Chief Master Sgt. Brian P. Kruzelnick, 460th Space Wing command chief, speaks with first sergeant symposium attendees May 12, 2016, at the 140th Wing building on Buckley Air Force Base, Colo. The four-day event included lessons taught by current first sergeants, visits from resources such as Airmen and Family Readiness and mental health, and role playing situations from the day-to-day life of a first sergeant. (U.S. Air Force photo by Airman 1st Class Gabrielle Spradling/Released)

First sergeant symposium participants play Jenga during a break May 12, 2016, at the 140th Wing building on Buckley Air Force Base, Colo. The symposium allowed potential first sergeants four days of one-on-one time with current shirts who have been through difficult situations that make the job what it is and catch a small glimpse into what they could possibly have to handle. (U.S. Air Force photo by Airman 1st Class Gabrielle Spradling/Released)

First sergeant symposium participants play Jenga during a break May 12, 2016, at the 140th Wing building on Buckley Air Force Base, Colo. The symposium allowed potential first sergeants four days of one-on-one time with current shirts who have been through difficult situations that make the job what it is and catch a small glimpse into what they could possibly have to handle. (U.S. Air Force photo by Airman 1st Class Gabrielle Spradling/Released)
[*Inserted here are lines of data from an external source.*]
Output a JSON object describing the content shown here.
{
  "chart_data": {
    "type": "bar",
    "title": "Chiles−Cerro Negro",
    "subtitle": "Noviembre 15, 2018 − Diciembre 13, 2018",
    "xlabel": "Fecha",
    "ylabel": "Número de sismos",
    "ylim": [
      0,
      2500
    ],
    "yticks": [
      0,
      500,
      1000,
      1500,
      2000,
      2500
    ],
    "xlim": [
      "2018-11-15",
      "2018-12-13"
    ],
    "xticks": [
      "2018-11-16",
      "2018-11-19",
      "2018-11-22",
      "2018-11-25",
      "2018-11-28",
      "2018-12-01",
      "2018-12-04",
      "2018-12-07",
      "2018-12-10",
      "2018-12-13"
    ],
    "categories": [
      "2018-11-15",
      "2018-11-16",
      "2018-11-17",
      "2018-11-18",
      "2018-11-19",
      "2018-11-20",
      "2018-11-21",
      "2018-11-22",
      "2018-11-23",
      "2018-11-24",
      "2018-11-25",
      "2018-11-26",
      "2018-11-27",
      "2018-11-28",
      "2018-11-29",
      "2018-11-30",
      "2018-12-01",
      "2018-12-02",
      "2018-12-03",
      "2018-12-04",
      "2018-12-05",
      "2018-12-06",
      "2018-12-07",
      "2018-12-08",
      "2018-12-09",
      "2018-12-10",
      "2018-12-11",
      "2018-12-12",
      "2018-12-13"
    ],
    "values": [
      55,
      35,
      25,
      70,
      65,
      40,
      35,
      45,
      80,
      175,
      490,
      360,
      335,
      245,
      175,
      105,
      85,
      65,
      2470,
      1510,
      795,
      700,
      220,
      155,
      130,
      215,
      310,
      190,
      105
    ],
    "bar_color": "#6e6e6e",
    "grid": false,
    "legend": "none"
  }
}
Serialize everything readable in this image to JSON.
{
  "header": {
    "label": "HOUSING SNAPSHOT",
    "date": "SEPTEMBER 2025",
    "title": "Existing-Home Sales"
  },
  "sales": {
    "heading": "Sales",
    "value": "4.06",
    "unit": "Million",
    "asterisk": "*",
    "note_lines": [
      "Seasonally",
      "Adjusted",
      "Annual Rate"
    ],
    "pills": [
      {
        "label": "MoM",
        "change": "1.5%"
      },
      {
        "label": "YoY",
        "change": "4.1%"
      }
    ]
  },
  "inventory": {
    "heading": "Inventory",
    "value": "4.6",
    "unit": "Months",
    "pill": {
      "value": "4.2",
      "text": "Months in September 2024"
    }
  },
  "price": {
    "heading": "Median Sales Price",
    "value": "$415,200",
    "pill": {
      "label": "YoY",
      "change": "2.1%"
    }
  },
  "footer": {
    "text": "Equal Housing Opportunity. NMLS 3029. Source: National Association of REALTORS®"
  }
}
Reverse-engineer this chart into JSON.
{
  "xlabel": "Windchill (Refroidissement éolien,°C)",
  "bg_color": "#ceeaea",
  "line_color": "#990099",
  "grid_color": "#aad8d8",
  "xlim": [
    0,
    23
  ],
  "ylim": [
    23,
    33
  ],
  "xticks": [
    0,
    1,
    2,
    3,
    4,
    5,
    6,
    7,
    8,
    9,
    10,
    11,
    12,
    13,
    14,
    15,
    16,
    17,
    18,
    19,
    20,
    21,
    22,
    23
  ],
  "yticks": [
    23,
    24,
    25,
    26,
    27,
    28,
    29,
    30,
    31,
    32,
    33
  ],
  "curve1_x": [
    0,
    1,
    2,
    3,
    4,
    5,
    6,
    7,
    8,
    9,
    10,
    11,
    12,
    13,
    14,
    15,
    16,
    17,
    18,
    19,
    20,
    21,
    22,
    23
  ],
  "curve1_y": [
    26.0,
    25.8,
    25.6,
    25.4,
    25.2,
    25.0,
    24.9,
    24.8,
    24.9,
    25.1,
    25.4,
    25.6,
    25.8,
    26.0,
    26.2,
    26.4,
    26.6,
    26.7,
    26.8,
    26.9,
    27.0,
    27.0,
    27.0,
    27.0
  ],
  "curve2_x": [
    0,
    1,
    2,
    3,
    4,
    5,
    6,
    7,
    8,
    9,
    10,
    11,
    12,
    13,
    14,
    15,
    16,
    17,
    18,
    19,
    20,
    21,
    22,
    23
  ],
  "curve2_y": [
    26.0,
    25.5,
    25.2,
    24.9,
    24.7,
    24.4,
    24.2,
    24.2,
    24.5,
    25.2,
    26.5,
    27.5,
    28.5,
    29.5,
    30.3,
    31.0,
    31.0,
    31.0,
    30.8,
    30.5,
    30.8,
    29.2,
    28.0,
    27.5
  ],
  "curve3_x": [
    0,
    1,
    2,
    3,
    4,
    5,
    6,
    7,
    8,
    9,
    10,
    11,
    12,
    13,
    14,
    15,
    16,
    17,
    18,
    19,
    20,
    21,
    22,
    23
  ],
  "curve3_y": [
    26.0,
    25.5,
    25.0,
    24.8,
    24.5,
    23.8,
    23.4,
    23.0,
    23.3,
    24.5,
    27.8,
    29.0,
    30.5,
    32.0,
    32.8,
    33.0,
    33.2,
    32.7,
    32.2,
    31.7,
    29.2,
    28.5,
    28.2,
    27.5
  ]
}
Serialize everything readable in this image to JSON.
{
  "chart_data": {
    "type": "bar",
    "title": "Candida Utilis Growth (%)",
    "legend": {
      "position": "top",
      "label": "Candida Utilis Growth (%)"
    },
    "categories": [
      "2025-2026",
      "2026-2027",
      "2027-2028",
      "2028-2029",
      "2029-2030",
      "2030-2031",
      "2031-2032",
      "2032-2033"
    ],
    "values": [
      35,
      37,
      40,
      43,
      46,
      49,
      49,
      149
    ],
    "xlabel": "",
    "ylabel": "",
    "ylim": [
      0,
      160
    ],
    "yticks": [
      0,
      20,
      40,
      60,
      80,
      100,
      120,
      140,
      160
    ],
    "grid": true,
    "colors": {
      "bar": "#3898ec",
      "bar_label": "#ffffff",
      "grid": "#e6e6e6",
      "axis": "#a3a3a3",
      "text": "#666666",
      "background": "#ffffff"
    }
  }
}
BUCKLEY AIR FORCE BASE, Colo. -- Buckley Air Force Base First Sergeants held a first sergeants symposium May 9 to 12, 2016, at the 140th Wing building on Buckley AFB, Colo.

The symposium provided an opportunity for technical sergeants and above to become familiar with what the job of a first sergeant is composed of.

"The main focus of the symposium is to train our replacements and to make sure the next person is ready to assume the position of first sergeant," said Master Sgt. Troy Drasher, 2 Space Warning Squadron first sergeant.

The four-day event included lessons taught by current first sergeants, visits from resources such as Airmen and Family Readiness and mental health, and role playing situations from the day-to-day life of a first sergeant.

"Most of the information didn't come from PowerPoints or lesson plans; it came from the stories exchanged between classmates and the first sergeants have an insight on what the job really is," said Tech. Sgt. Chris Cheung, 460th Operations Support Squadron staff instructor. "Their stories make you realize what you are really getting into and puts everything into perspective."

The symposium not only provided potential first sergeants with important insights, but it also allows current first sergeants an opportunity to prepare their replacements and provide their units with well-trained and competent additional-duty first sergeants.

"Watching the group dynamic come out is interesting because you can start to see what kind of first sergeant each person will become," said Drasher. "We all have very unique traits, there is the common denominator of being a shirt, but we each have unique characteristics that we can bring forward."

The symposium allowed potential first sergeants four days of one-on-one time with current shirts who have been through difficult situations that make the job what it is and catch a small glimpse into what they could possibly have to handle.

"Everybody should come and sit in on one of the classes, even if you aren't a technical sergeant," said Cheung. "Take the opportunity, don't wait to be a technical sergeant when you can learn now about helping other Airmen."

The job of a first sergeant is never over. They are there when an Airmen needs to talk, has financial or personal issues or even when suicide is involved. First sergeants use the opportunity of the symposium to shed some light on everything they do to their potential replacements.

"From head up to head down, when we get off of our pillows until we lay them back down at the end of the day, our job is to make sure we take care of our Airmen and figure out what they need," said Drasher.